Das ist die Spiegelung meines Gesichtes. Oft, an diesen verpfuschten Tagen, sehe ich es lange an. Ich werde aus diesem Gesicht nicht schlau. Die der anderen haben einen Sinn. Meines nicht. Ich kann nicht einmal entscheiden, ob es schön oder häßlich ist. Ich denke, es ist häßlich, da man es mir gesagt hat. Aber das trifft mich nicht. Eigentlich bin ich sogar schockiert, daß man ihm derartige Eigenschaften zusprechen kann, so als wollte man einen Erdklumpen oder einen Felsblock schön oder häßlich nennen.
Da ist trotzdem etwas, das man mit Vergnügen sieht, über den weichen Flächen der Backen, über der Stirn: das ist diese schöne rote Flamme, die meinen Schädel vergoldet, das sind meine Haare. Das ist ein erfreulicher Anblick. Das ist wenigstens eine eindeutige Farbe: ich bin froh, rothaarig zu sein. Das ist da, im Spiegel, das sieht man, das leuchtet. Ich habe noch Glück: wenn über meiner Stirn so ein Haarschopf wäre, der weder braun noch blond ist, würde sich mein Gesicht im Unbestimmten verlieren, es würde mich schwindelig machen.
Mein Blick wandert langsam, unwillig über diese Stirn, über diese Wangen: er trifft auf nichts Festes, er versandet. Natürlich, da ist eine Nase, Augen, ein Mund, aber das alles hat keinen Sinn, nicht einmal einen menschlichen Ausdruck. Dennoch fanden Anny und Vélines meinen Gesichtsausdruck lebhaft; kann sein, daß ich zu sehr an mein Gesicht gewöhnt bin. Meine Tante Bigeois sagte zu mir, als ich klein war: «Wenn du zu lange in den Spiegel schaust, wirst du einen Affen sehen.» Ich muß wohl noch länger hineingeschaut haben: was ich sehe, ist noch weit unter dem Affen, an der Grenze der pflanzlichen Welt, auf dem Niveau der Polypen. Das lebt, ich bestreite es nicht, aber es ist nicht dieses Leben, das Anny meinte: ich sehe leichte Zuckungen, ich sehe schales Fleisch, das ungezwungen schwillt und bebt. Die Augen vor allem sind aus dieser Nähe gräßlich. Das ist glasig, gallertartig, blind, rotgerändert, wie Fischschuppen, könnte man meinen.

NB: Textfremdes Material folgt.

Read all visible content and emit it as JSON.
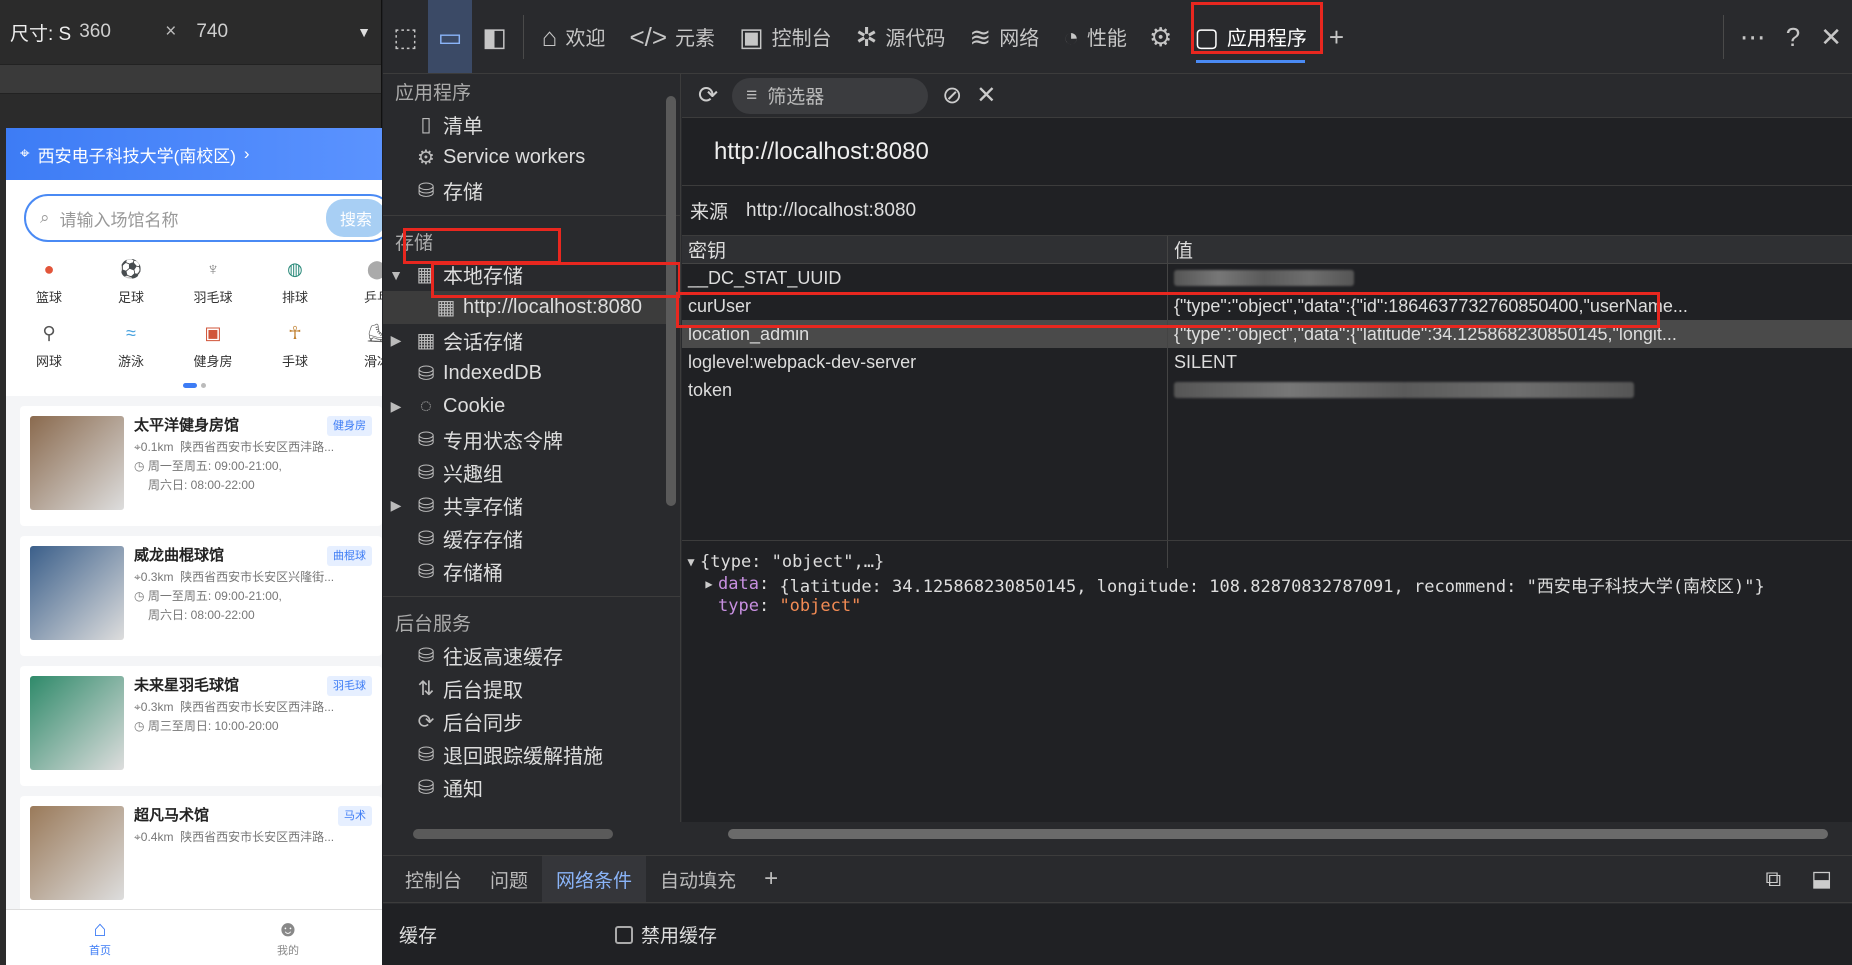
{
  "device": {
    "size_label": "尺寸: S",
    "width": "360",
    "times": "×",
    "height": "740",
    "phone": {
      "location": "西安电子科技大学(南校区)",
      "search_placeholder": "请输入场馆名称",
      "search_button": "搜索",
      "categories": [
        {
          "label": "篮球",
          "icon": "basketball-icon"
        },
        {
          "label": "足球",
          "icon": "football-icon"
        },
        {
          "label": "羽毛球",
          "icon": "shuttlecock-icon"
        },
        {
          "label": "排球",
          "icon": "volleyball-icon"
        },
        {
          "label": "乒乓",
          "icon": "pingpong-icon"
        },
        {
          "label": "网球",
          "icon": "tennis-icon"
        },
        {
          "label": "游泳",
          "icon": "swim-icon"
        },
        {
          "label": "健身房",
          "icon": "gym-icon"
        },
        {
          "label": "手球",
          "icon": "handball-icon"
        },
        {
          "label": "滑冰",
          "icon": "skate-icon"
        }
      ],
      "venues": [
        {
          "title": "太平洋健身房馆",
          "tag": "健身房",
          "distance": "0.1km",
          "address": "陕西省西安市长安区西沣路...",
          "hours1": "周一至周五: 09:00-21:00,",
          "hours2": "周六日: 08:00-22:00",
          "color": "#8a6a4e"
        },
        {
          "title": "威龙曲棍球馆",
          "tag": "曲棍球",
          "distance": "0.3km",
          "address": "陕西省西安市长安区兴隆街...",
          "hours1": "周一至周五: 09:00-21:00,",
          "hours2": "周六日: 08:00-22:00",
          "color": "#3b5f8a"
        },
        {
          "title": "未来星羽毛球馆",
          "tag": "羽毛球",
          "distance": "0.3km",
          "address": "陕西省西安市长安区西沣路...",
          "hours1": "周三至周日: 10:00-20:00",
          "hours2": "",
          "color": "#2f8a6a"
        },
        {
          "title": "超凡马术馆",
          "tag": "马术",
          "distance": "0.4km",
          "address": "陕西省西安市长安区西沣路...",
          "hours1": "",
          "hours2": "",
          "color": "#9a7a5a"
        }
      ],
      "tabs": [
        {
          "label": "首页",
          "icon": "home-icon"
        },
        {
          "label": "我的",
          "icon": "user-icon"
        }
      ]
    }
  },
  "devtools": {
    "tabs": [
      {
        "label": "欢迎",
        "icon": "home-icon"
      },
      {
        "label": "元素",
        "icon": "code-icon"
      },
      {
        "label": "控制台",
        "icon": "console-icon"
      },
      {
        "label": "源代码",
        "icon": "bug-icon"
      },
      {
        "label": "网络",
        "icon": "wifi-icon"
      },
      {
        "label": "性能",
        "icon": "gauge-icon"
      },
      {
        "label": "应用程序",
        "icon": "app-icon"
      }
    ],
    "sidebar": {
      "section_app": "应用程序",
      "app_items": [
        "清单",
        "Service workers",
        "存储"
      ],
      "section_storage": "存储",
      "storage_items": [
        "本地存储",
        "会话存储",
        "IndexedDB",
        "Cookie",
        "专用状态令牌",
        "兴趣组",
        "共享存储",
        "缓存存储",
        "存储桶"
      ],
      "local_child": "http://localhost:8080",
      "section_bg": "后台服务",
      "bg_items": [
        "往返高速缓存",
        "后台提取",
        "后台同步",
        "退回跟踪缓解措施",
        "通知"
      ]
    },
    "toolbar": {
      "filter_placeholder": "筛选器"
    },
    "origin": "http://localhost:8080",
    "source_label": "来源",
    "source_value": "http://localhost:8080",
    "table": {
      "col_key": "密钥",
      "col_value": "值",
      "rows": [
        {
          "key": "__DC_STAT_UUID",
          "value": ""
        },
        {
          "key": "curUser",
          "value": "{\"type\":\"object\",\"data\":{\"id\":1864637732760850400,\"userName..."
        },
        {
          "key": "location_admin",
          "value": "{\"type\":\"object\",\"data\":{\"latitude\":34.125868230850145,\"longit..."
        },
        {
          "key": "loglevel:webpack-dev-server",
          "value": "SILENT"
        },
        {
          "key": "token",
          "value": ""
        }
      ]
    },
    "preview": {
      "line1": "{type: \"object\",…}",
      "data_key": "data",
      "data_val": "{latitude: 34.125868230850145, longitude: 108.82870832787091, recommend: \"西安电子科技大学(南校区)\"}",
      "type_key": "type",
      "type_val": "\"object\""
    },
    "drawer": {
      "tabs": [
        "控制台",
        "问题",
        "网络条件",
        "自动填充"
      ],
      "section": "缓存",
      "checkbox_label": "禁用缓存"
    }
  },
  "colors": {
    "highlight": "#e8271f",
    "accent": "#4a8af4"
  }
}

Ich lehne mich mit meinem ganzen Gewicht gegen den Keramiksockel, ich nähere
mein Gesicht dem Spiegel, bis es ihn berührt. Die Augen, die Nase und der Mund
verschwinden: es bleibt nichts Menschliches mehr. Braune Falten zu beiden Seiten
der fiebrigen Schwellung der Lippen, Schrunden, Maulwurfshügel. Ein seidiger,
weißer Flaum zieht sich über die großen Hänge der Backen, zwei Haare kommen
aus den Nasenlöchern. - Jean-Paul Sartre,
Der Ekel. Reinbek bei Hamburg 2004 (zuerst 1938)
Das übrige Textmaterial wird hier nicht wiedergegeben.